I couldn't be happier when Rebecca came back to pick up the girls. She thanked Riza for agreeing to look after them on our day-off. She thanked me too, but I probably didn't deserve it. After she shut the door behind her, Riza gave me a concerned look. "You okay, sir?"

"Bad weather," I grumbled, pointing outside to the window

She nodded her head, understanding what I was saying. I always hated the rain. It made me useless. Riza herself called me a wet match in the rain. East City was usually sunny, which is why I preferred here rather than in smelly old Central. But today it looked so gloomy, which is perfect for my mood today.
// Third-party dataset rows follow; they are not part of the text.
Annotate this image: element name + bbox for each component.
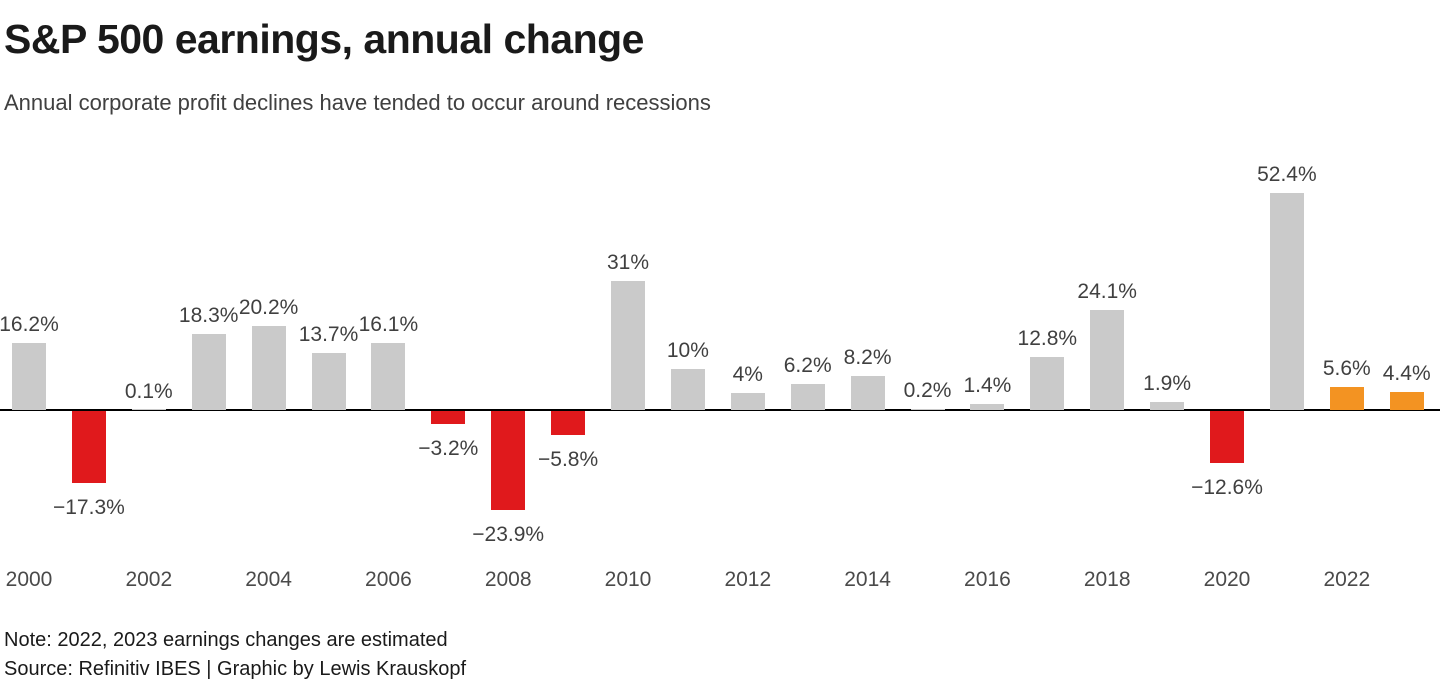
x-tick-2004: 2004 [245,568,292,591]
bar-2022 [1329,386,1364,410]
bar-value-label-2015: 0.2% [903,379,952,403]
x-tick-2006: 2006 [365,568,412,591]
x-tick-2014: 2014 [844,568,891,591]
bar-2010 [611,281,645,410]
bar-2005 [311,353,346,410]
bar-value-label-2014: 8.2% [843,345,892,369]
bar-value-label-2020: −12.6% [1191,476,1263,500]
chart-subtitle: Annual corporate profit declines have te… [4,90,711,115]
bar-2014 [850,375,885,410]
bar-value-label-2012: 4% [732,363,763,387]
bar-value-label-2006: 16.1% [358,313,419,337]
bar-value-label-2017: 12.8% [1017,326,1078,350]
bar-2003 [191,334,226,410]
bar-2020 [1210,411,1244,464]
bar-value-label-2011: 10% [666,338,709,362]
x-tick-2012: 2012 [724,568,772,591]
x-tick-2008: 2008 [484,568,532,591]
x-tick-2020: 2020 [1203,568,1251,591]
bar-2001 [71,411,106,483]
bar-value-label-2007: −3.2% [418,437,479,461]
bar-value-label-2010: 31% [606,251,650,275]
bar-2000 [12,342,46,410]
bar-2019 [1150,402,1185,410]
bar-value-label-2003: 18.3% [178,304,239,328]
bar-2016 [970,404,1005,410]
x-tick-2000: 2000 [5,568,53,591]
bar-2011 [670,368,705,410]
bar-value-label-2021: 52.4% [1257,162,1317,186]
bar-value-label-2009: −5.8% [538,448,599,472]
bar-2004 [251,326,286,410]
bar-value-label-2022: 5.6% [1322,356,1371,380]
bar-value-label-2016: 1.4% [963,374,1012,398]
bar-2017 [1030,356,1065,410]
chart-title: S&P 500 earnings, annual change [4,16,644,62]
bar-value-label-2000: 16.2% [0,312,59,336]
bar-value-label-2019: 1.9% [1143,372,1192,396]
bar-value-label-2013: 6.2% [783,354,832,378]
bar-value-label-2008: −23.9% [472,523,545,547]
x-tick-2016: 2016 [964,568,1011,591]
chart-source: Source: Refinitiv IBES | Graphic by Lewi… [4,658,467,680]
bar-value-label-2004: 20.2% [238,296,299,320]
bar-value-label-2001: −17.3% [52,495,125,519]
x-tick-2018: 2018 [1083,568,1131,591]
bar-2018 [1090,309,1125,410]
bar-2021 [1269,192,1304,410]
bar-2002 [131,409,166,410]
bar-2013 [790,384,825,410]
bar-2009 [551,411,586,436]
bar-value-label-2005: 13.7% [298,323,359,347]
bar-2023 [1389,391,1424,410]
x-tick-2002: 2002 [125,568,173,591]
x-tick-2022: 2022 [1323,568,1371,591]
bar-2012 [730,393,765,410]
bar-2006 [371,343,406,410]
bar-value-label-2018: 24.1% [1077,279,1137,303]
bar-2015 [910,409,945,410]
bar-value-label-2023: 4.4% [1382,361,1431,385]
bar-value-label-2002: 0.1% [124,379,173,403]
x-tick-2010: 2010 [604,568,652,591]
bar-2008 [491,411,526,511]
chart-note: Note: 2022, 2023 earnings changes are es… [4,629,448,651]
x-axis-baseline [0,409,1440,411]
bar-2007 [431,411,466,425]
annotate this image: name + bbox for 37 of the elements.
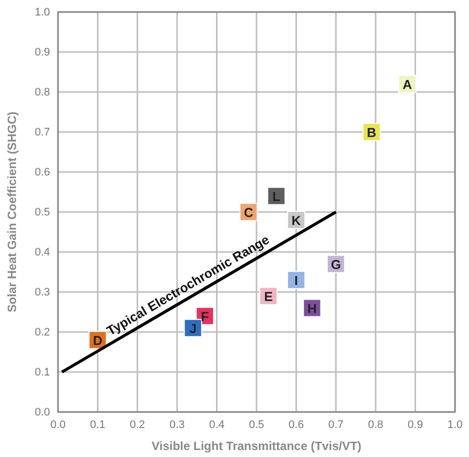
y-axis-title: Solar Heat Gain Coefficient (SHGC)	[5, 112, 19, 312]
x-tick-label: 1.0	[447, 418, 463, 431]
point	[287, 270, 306, 290]
data-label: G	[330, 257, 341, 272]
data-label: B	[366, 125, 376, 140]
data-label: F	[200, 309, 209, 324]
data-label: D	[93, 333, 102, 348]
y-tick-label: 0.8	[34, 86, 50, 99]
y-tick-label: 0.7	[34, 126, 50, 139]
data-label: C	[244, 205, 254, 220]
y-tick-label: 0.6	[34, 166, 50, 179]
y-tick-label: 0.0	[34, 406, 50, 419]
x-tick-label: 0.5	[248, 418, 264, 431]
y-tick-label: 0.1	[34, 366, 50, 379]
x-tick-label: 0.1	[90, 418, 106, 431]
x-tick-label: 0.6	[288, 418, 304, 431]
data-label: H	[307, 301, 317, 316]
y-tick-label: 0.2	[34, 326, 50, 339]
x-axis-title: Visible Light Transmittance (Tvis/VT)	[152, 439, 362, 453]
y-tick-label: 0.4	[34, 246, 50, 259]
y-tick-label: 1.0	[34, 6, 50, 19]
data-label: A	[402, 77, 413, 92]
data-label: J	[189, 321, 197, 336]
x-tick-label: 0.7	[328, 418, 344, 431]
data-label: K	[292, 213, 302, 228]
data-label: E	[264, 289, 274, 304]
y-tick-label: 0.5	[34, 206, 50, 219]
data-label: L	[272, 189, 280, 204]
x-tick-label: 0.4	[209, 418, 224, 431]
x-tick-label: 0.9	[408, 418, 423, 431]
x-tick-label: 0.0	[50, 418, 66, 431]
data-label: I	[294, 273, 298, 288]
x-tick-label: 0.2	[130, 418, 146, 431]
y-tick-label: 0.3	[34, 286, 50, 299]
x-tick-label: 0.8	[368, 418, 384, 431]
y-tick-label: 0.9	[34, 46, 50, 59]
x-tick-label: 0.3	[169, 418, 185, 431]
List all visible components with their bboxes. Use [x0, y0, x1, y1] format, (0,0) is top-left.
We sat down on the couch. I swung my arm around her once more. She rested her head on my hand. Quietly, she suggested "Maybe we could go somewhere then...?" she suggested. I smiled. She was always trying to appease me. I wished I could do the same for her, but somehow my plans always get rearranged and she'd end up being the one to appease me instead.

"Sure," I said, always happy just to spend quality time with her "Name the time and place."

"Any time, any place. Whatever you ask, sir" she said softly, stroking my arm. It felt good.

"Today," I told her

"Alright, your wish is my command" she said, smiling

So, I started planning. I was tired of being trapped…in all ways.